Equities rebound on easing recession worries; HDFC twins back in green- QHN


Easing of fears of a recession in the West and gains in financial stocks helped Indian equity benchmarks end Monday on a high and recoup all the losses made in the previous session.

The benchmark Sensex closed at 61,764 points, a gain of 710 points or 1.16 per cent — most for the index since March 31. The Nifty50 ended the session at 18,269 points, with a gain of 195 points or 1.08 per cent.

As a result, the 30-share index is now 1,520 points or 2.4 per cent from its all-time high while the 50-share benchmark is 549 points, or 2.9 per cent, away from its peak. Both indices had registered their record marks on December 1 in 2022.

Most global markets rose on Monday as risk sentiment improved, following a sharp rise in the US markets on Friday. The US job numbers, released on Friday, brought down recession fears amongst investors. The nonfarm payrolls rose 253,000 last month, against an expected increase of 185,000. The unemployment rate fell back to a multi-decade low of 3.4 per cent.

However, the outlook for economic growth and corporate earnings is still hazy as there is ambiguity regarding whether the rate hikes by central banks around the world have peaked. While the US Federal Reserve (Fed) indicated that it might take a decision on pausing rate hikes based on data, its Eurozone counterpart has made statements to the contrary.

A statement by European Central Bank (ECB) council member Klaas Knot stressed the need to hike rates amid an inflation rate that is too high.

Even the US job numbers have given rise to speculation amongst a section of the markets that the Fed might keep the door open for an 11th straight rate hike in June.

The rise in finance stocks, including the HDFC twins (HDFC and HDFC Banjk), also helped the indices post gains. Friday’s losses were largely on account of the decline in HDFC duo, after global index provider MSCI announced that their merged entity would have a lower weighting than what the market was pencilling in. On Monday, HDFC Bank rose 1.2 per cent and contributed the most to Sensex gains while HDFC rose 1.3 per cent.

“Firm global cues triggered an upbeat start, which further strengthened with buying in select heavyweights as the session progressed. Participants are experiencing a roller coaster ride in the index for the last three sessions; however, the overall bullish tone is somehow capping the damage. We feel traders should continue with a cautious approach until we see some stability for a session or two,” said Ajit Mishra, vice-president, technical research at Religare Broking

Positive quarterly earnings numbers and healthy macroeconomic data further kept investor sentiment high. The manufacturing Purchasing Managers’ Index (PMI) and goods and services tax (GST) collection during April signalled the resilience of the Indian economy, despite global headwinds.

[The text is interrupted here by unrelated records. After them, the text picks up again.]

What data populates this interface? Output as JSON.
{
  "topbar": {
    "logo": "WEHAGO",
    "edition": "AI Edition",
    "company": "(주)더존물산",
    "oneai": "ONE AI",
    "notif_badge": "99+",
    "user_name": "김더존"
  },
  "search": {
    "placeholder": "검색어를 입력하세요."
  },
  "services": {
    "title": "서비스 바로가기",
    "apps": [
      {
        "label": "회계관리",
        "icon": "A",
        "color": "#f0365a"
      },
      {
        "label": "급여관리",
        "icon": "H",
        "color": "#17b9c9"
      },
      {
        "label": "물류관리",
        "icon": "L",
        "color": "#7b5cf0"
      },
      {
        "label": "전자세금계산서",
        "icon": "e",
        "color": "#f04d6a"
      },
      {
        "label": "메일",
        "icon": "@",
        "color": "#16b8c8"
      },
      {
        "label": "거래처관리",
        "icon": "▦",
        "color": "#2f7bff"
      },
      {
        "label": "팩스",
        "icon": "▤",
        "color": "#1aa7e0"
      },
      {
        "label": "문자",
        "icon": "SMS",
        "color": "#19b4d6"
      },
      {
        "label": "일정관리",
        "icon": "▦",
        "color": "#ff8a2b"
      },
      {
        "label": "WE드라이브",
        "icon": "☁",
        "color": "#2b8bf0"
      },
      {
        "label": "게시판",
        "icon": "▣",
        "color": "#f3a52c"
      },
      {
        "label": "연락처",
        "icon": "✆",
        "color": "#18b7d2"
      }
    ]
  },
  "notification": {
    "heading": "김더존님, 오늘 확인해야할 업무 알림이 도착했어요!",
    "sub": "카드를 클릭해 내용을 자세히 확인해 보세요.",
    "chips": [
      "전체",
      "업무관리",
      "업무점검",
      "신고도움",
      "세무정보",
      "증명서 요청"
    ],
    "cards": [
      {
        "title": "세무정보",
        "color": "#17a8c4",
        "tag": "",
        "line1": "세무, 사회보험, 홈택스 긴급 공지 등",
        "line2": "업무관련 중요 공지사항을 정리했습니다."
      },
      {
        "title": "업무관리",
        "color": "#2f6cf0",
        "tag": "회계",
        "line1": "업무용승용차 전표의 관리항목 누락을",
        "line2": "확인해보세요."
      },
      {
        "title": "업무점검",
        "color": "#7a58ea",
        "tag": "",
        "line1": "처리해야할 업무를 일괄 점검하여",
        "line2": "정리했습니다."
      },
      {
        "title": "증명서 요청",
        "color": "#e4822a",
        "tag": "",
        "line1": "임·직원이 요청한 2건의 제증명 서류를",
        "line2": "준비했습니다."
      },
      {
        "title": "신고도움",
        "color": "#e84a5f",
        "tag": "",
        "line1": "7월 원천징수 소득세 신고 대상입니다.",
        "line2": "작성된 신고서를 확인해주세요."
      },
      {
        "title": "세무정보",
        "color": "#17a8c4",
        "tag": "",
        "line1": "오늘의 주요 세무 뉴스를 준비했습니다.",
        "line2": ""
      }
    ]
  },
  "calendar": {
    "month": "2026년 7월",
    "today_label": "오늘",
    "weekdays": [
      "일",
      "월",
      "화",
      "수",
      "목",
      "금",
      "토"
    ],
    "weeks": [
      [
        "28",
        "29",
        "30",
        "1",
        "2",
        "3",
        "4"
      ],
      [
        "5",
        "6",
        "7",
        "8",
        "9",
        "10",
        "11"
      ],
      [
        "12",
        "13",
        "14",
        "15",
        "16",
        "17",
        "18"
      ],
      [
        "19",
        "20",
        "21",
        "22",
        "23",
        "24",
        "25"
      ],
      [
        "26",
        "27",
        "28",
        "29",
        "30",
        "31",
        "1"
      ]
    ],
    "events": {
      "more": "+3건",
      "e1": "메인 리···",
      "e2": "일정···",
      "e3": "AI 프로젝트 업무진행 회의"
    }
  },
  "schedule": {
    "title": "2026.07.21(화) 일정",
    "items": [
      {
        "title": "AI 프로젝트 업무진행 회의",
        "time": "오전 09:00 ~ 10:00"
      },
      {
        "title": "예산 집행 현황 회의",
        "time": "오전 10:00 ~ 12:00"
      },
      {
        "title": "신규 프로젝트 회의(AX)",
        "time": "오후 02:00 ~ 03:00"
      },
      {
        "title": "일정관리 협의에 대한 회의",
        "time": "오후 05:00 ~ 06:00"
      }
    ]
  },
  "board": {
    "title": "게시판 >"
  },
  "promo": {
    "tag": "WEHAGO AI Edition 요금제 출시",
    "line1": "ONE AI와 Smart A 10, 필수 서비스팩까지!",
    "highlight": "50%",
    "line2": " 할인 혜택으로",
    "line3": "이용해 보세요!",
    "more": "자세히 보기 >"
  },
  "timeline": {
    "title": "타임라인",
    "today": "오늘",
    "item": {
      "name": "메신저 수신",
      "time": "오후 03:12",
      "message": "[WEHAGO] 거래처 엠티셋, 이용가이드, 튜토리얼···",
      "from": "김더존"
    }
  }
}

Going forward, investors will be keenly tracking the release of the US core consumer price index, which excludes food and energy, and is tracked and watched by the Fed.

“For the week, we expect the market to continue with its positive structure, dictated by corporate earnings and consistent buying by FPIs (foreign portfolio investors). Investors would watch out for economic cues,” said Siddhartha Khemka, head of retail research at Motilal Oswal.

On Monday, the market breadth was strong, with 1,998 stocks advancing and 1,654 declining. Barring three, all the Sensex stocks gained. Reliance Industries rose 1.2 per cent and contributed the most to index gains.